By Stevo Vasiljevic
CETINJE, Montenegro (Reuters) -A man shot dead 12 people in a rampage in a small town in Montenegro before turning his gun on himself early on Thursday, authorities said, in one of the Balkan nation’s worst mass killings.
The attacker, named by police as 45-year-old Aco Martinovic, initially shot dead four people at a restaurant in Cetinje on Wednesday afternoon after an altercation.
He then shot dead eight people, including two children and his sister, at three other locations, police director Lazar Scepanovic told a press conference in the capital Podgorica.
“All the victims were his godfathers, friends … he killed his own sister, with whom he had good relations and with whom he spent New Year’s Eve,” Scepanovic said.
He said police initially had misleading information about the site of the first shooting and went to a place 3 km (two miles) away.
It was the second mass shooting in less than three years in the same town, 38 km (24 miles) west of the capital Podgorica. In August 2022, a gunman killed 10 people, including two children, before being shot dead.
After being cornered by officers near his home in the town, Martinovic tried to kill himself, then died of his wounds on the way to hospital in the early hours of Thursday, Scepanovic said.
“When commanded by officers to drop his weapon, he turned the gun against his body and fired,” he said.
Police found an illegally owned handgun and 90 more rounds on Martinovic’s body.
MONTENEGRO IN MOURNING FOR SECOND GUN RAMPAGE IN 3 YEARS
There were few people on the streets in Cetinje on Thursday and all public venues were closed.
“It was dreadful.
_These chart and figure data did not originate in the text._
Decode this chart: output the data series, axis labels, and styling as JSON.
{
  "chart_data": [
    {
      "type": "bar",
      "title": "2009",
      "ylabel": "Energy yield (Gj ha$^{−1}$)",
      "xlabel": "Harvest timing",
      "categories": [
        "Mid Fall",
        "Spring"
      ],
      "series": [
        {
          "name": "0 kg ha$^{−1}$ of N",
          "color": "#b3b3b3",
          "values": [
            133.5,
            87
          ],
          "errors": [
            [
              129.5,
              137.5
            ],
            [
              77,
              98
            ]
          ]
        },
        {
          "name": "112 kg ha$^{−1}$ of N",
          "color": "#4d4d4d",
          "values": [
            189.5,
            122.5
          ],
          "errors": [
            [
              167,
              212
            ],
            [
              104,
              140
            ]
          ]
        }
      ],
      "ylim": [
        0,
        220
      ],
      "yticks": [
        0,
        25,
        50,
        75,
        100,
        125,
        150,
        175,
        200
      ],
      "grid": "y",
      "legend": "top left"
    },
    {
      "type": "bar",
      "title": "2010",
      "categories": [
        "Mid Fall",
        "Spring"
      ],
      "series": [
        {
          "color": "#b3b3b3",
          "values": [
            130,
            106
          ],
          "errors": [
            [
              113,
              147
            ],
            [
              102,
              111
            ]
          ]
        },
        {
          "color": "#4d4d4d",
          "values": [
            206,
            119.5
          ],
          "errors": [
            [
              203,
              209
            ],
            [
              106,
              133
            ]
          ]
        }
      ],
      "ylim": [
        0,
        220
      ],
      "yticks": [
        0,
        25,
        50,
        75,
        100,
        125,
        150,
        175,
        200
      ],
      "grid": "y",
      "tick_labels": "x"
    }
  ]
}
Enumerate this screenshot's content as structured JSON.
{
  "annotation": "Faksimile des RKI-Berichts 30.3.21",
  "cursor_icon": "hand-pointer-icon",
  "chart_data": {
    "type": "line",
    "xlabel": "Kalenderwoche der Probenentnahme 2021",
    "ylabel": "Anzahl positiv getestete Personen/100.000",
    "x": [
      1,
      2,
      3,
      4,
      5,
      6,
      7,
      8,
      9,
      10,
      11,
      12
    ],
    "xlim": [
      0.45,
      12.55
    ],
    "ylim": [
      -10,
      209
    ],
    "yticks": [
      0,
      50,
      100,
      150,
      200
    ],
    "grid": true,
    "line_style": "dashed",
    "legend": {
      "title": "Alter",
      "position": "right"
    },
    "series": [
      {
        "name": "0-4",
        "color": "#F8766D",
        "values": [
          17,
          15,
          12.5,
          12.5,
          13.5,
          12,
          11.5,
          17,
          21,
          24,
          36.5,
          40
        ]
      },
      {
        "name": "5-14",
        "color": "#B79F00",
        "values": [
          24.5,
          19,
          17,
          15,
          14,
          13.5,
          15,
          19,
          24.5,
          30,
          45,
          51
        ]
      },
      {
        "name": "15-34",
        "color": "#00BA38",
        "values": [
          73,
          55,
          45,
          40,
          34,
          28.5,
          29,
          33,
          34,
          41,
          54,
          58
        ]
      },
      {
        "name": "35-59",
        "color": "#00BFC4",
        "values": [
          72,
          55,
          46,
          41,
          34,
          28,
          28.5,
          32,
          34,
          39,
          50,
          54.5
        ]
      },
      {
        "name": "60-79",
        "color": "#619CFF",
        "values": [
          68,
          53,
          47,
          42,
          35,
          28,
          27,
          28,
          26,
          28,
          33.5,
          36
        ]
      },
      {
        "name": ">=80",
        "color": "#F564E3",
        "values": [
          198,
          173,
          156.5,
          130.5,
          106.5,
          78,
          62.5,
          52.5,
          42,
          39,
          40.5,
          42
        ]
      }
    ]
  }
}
Such uncertainty, such fear among all the families in Cetinje. You didn’t dare look through the window,” 43-year-old resident Slavica Vusurovic told Reuters.
“When I … saw it on TV, I started crying,” said Slobo Matic, 64.
Police said Martinovic had been drinking heavily.
In 2022, police found two airguns and a homemade bomb at his home. He was sentenced to three months in jail but appealed and court proceedings were still ongoing at the time of the shooting.
He was also ordered to undergo psychiatric evaluation.
Four other people suffered life-threatening wounds during Wednesday’s rampage, and one was in a critical condition, said Aleksandar Radovic, director of the Clinical Centre in Podgorica.
Prime Minister Milojko Spajic declared three days of national mourning and scheduled a session of the National Security Council for Friday to discuss the aftermath of the shooting and how to restrict illegal weapons, the government said.
The proposals include tighter criteria for owning and carrying firearms, and recruitment of more police officers.
However, stricter gun controls would be likely to face stiff opposition. All the Western Balkan countries – Montenegro, Serbia, Bosnia, Albania, Kosovo and North Macedonia – are awash with weapons, mostly from the wars of the 1990s.